La perspective d’un déploiement de mercenaires russes a aussi été avivée par l’indéniable rapprochement entre Bamako et Moscou. Si les liens entre les deux pays sont aussi vieux que l’indépendance en 1960, la signature d’un accord de défense en 2019 leur a donné du corps. L’irruption de la junte, avec des officiers formés en Russie puis la nomination au poste de premier ministre de Choguel Maïga, qui a étudié et vécu dix ans dans ce qui était alors l’URSS, y a ajouté un esprit. Ce même premier ministre a toutefois nié les négociations avec Wagner.
« Je ne connais pas de Wagner. Le jour où le gouvernement malien signera un accord, on le rendra public », a-t-il assuré dans un entretien avec RFI en marge de l’Assemblée générale des Nations unies.
Pourtant dans ce même cénacle, Sergueï Lavrov, le ministre des Affaires étrangères russes, l’a confirmé, affirmant que « le Mali s’est tourné vers une société militaire russe », avant évidemment de glisser qu’il « n’avait rien à voir avec ça ». Une déclaration étrange alors que Moscou avait jusqu’à présent toujours refusé le moindre commentaire sur les SMP, par ailleurs officiellement interdites en Russie.
Dans la presse malienne, des « experts » et des « fuites » donnent également à croire à une arrivée prochaine de Wagner.
Un certain Alexandre Ivanov, bien connu en Centrafrique et assurant représenter des officiers opérant à Bangui est ainsi intervenu dans MaliActu : « Je pense qu’un tel travail sera effectué au Mali. »
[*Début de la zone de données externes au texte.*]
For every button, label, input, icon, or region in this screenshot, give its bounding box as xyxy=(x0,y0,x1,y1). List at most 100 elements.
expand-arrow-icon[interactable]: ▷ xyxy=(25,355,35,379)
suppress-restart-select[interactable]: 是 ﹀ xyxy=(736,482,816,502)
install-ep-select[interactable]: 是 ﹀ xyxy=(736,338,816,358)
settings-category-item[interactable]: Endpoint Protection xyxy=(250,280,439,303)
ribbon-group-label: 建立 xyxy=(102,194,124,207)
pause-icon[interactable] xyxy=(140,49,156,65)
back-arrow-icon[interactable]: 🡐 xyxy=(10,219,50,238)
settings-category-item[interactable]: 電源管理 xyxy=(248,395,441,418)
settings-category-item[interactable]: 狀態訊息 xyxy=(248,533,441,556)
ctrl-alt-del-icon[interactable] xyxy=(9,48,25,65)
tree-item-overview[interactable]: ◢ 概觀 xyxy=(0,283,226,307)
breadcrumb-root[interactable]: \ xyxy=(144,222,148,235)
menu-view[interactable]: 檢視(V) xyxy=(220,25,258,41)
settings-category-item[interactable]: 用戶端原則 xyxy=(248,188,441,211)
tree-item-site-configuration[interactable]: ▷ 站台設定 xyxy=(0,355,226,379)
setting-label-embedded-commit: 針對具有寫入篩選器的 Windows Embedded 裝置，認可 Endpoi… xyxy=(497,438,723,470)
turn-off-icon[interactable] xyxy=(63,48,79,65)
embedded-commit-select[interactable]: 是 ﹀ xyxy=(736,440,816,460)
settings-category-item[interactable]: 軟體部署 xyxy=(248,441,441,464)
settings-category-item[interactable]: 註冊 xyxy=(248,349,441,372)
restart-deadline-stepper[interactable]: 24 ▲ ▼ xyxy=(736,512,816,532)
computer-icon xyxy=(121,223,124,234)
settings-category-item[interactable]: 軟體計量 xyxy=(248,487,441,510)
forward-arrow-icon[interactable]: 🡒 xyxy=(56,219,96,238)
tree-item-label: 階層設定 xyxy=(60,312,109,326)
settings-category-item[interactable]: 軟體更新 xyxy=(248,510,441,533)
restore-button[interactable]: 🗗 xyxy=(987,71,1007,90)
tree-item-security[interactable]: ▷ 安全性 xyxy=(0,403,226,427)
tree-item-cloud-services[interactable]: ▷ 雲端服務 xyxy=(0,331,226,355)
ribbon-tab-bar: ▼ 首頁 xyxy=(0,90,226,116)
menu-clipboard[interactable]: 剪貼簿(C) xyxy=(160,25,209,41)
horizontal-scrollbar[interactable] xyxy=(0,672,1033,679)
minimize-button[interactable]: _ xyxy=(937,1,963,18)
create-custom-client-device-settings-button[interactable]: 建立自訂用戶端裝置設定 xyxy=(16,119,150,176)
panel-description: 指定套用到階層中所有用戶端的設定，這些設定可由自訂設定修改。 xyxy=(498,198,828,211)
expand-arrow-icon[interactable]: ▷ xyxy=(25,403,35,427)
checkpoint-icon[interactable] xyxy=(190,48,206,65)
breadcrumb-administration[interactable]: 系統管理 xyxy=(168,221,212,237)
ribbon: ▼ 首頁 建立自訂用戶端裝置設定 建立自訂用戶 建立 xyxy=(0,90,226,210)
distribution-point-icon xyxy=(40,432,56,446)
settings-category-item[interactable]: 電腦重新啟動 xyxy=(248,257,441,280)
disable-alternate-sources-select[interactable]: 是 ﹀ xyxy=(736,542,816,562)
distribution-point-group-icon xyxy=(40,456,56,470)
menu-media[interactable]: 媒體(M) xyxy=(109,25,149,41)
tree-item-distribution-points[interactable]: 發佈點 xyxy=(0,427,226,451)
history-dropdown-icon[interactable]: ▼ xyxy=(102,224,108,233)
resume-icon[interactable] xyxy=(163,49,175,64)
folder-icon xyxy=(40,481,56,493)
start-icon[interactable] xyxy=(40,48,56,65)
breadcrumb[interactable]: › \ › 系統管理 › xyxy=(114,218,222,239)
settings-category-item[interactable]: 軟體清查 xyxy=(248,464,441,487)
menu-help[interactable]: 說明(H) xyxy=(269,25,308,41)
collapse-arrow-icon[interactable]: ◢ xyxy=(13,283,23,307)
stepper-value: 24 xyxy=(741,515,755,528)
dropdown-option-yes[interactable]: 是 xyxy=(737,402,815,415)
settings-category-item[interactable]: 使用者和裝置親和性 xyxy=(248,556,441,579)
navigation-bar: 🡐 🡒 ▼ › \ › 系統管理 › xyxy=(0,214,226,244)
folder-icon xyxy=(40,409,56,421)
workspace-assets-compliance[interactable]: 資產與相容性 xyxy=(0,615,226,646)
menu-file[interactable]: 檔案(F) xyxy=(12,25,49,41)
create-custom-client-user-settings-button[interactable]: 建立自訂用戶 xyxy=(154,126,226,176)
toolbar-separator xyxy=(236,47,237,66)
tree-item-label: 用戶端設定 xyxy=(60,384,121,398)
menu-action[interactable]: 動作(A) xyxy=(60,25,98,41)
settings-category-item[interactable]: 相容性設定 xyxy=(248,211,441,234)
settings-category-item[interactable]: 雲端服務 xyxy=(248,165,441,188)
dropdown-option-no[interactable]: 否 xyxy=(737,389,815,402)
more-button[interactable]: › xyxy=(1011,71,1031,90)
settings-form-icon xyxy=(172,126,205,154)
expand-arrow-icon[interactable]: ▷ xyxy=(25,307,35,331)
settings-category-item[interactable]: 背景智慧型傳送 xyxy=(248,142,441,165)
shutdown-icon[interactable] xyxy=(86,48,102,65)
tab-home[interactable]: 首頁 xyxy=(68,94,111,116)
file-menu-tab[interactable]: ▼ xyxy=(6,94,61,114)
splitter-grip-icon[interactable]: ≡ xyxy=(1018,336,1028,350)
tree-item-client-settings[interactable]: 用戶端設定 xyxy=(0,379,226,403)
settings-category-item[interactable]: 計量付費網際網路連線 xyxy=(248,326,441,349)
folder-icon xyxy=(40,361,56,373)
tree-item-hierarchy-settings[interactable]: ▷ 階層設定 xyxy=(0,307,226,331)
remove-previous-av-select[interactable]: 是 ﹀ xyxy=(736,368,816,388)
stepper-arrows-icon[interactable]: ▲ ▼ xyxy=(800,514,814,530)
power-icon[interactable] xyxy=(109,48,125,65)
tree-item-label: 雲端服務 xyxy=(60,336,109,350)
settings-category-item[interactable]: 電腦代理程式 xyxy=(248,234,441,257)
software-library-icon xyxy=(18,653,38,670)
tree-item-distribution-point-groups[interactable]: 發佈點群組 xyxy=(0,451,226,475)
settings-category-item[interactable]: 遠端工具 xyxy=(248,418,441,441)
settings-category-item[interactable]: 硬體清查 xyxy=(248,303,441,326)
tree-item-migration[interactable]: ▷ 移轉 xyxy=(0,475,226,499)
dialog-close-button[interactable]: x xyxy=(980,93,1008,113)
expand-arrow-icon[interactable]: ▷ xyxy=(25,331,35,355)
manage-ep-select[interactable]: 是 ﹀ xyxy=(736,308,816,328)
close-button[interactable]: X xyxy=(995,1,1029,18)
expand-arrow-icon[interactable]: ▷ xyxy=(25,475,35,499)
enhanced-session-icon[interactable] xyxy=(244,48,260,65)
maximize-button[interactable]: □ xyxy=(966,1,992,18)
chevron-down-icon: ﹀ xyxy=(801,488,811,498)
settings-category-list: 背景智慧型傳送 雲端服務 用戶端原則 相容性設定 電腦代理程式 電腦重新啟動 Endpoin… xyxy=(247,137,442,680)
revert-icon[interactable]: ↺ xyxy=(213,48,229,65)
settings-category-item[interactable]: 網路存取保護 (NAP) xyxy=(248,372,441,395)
La livraison le 30 septembre par la Russie, en avance sur planning, de quatre hélicoptères Mi-171avec des munitions a attiré les réseaux sociaux.
Si elle n’a rien à voir avec Wagner mais s’est faite dans le cadre de l’accord signé en 2019, le trouble existe. « Que la Russie livre des armes à l’armée malienne qui a toujours été équipée de ce type de matériel n’a rien d’étonnant. Mais la maintenance comme les formations seront assurées probablement par des sociétés privées et là on ne peut pas exclure que cela soit une porte d’entrée pour Wagner », détaille un observateur. Une nouvelle livraison d’armes est attendue autour du 19 octobre. La question d’une implication de Wagner continue donc de planer, sans être réellement confirmée. Pour un ministre, qui tient à rester anonyme, tout ça n’est pourtant qu’un jeu de dupe.
« Wagner va arriver. Il n’y a aucun doute et c’est le droit d’un État souverain. La France ne peut s’y opposer et si elle choisit de partir, elle partira. Le gouvernement gagne du temps pour rassurer ses partenaires mais la décision est prise », dit-il.
Pour Baba Dakono, secrétaire de l’Observatoire citoyen sur la gouvernance et la sécurité (OCGS), si la tentation Wagner a existé, elle n’est plus réelle. « Le gouvernement ne prendra pas le risque de se couper de ses partenaires traditionnels. Ce ne serait pas simple inflexion mais un véritable renversement d’alliance ».
Au-delà de Paris, qui a claire-ment manifesté son hostilité aux mercenaires qualifiés « d’incompatibles » avec les hommes de Barkhane, l’Union européenne et l’Allemagne ont, certes sur un ton plus apaisé, aussi protesté. Les pays voisins de la Communauté économique des États d’Afrique de l’Ouest (Cédéao), sont montés au créneau dans un communiqué du 16 septembre où ils « dénoncent fermement la volonté du gouvernement de transition d’engager des compagnies de sécurité privées ». « Ces critiques directes et inattendues ont clairement surpris le premier ministre », reconnaît un conseiller à la primature. Un officier malien ajoute : « Nous ne sommes pas naïfs. Les résultats de Wagner sont appréciables en Centrafrique mais moins nets ailleurs en Afrique. » Rancœurs anti-françaises Au-delà de Bangui, où la rébellion a toujours été relativement faible, les mercenaires russes ont marqué le pas face à des adversaires plus déterminés ou mieux armés. En Libye, en 2019, ils n’ont pas pu faire la différence dans la banlieue de Tripoli, où ils étaient en appui des troupes du maréchal Haftar. Lancée à l’automne 2019, l’opération au Mozambique contre les groupes islamistes qui occupaient alors Cabo Delga-do, à l’extrême nord du pays, s’est soldée par un échec.
Wagner a été remplacé par des sociétés sud-africaines puis par l’armée rwandaise. L’effet Wagner se fait néanmoins ressentir au Mali et a déjà mis sur la place publique.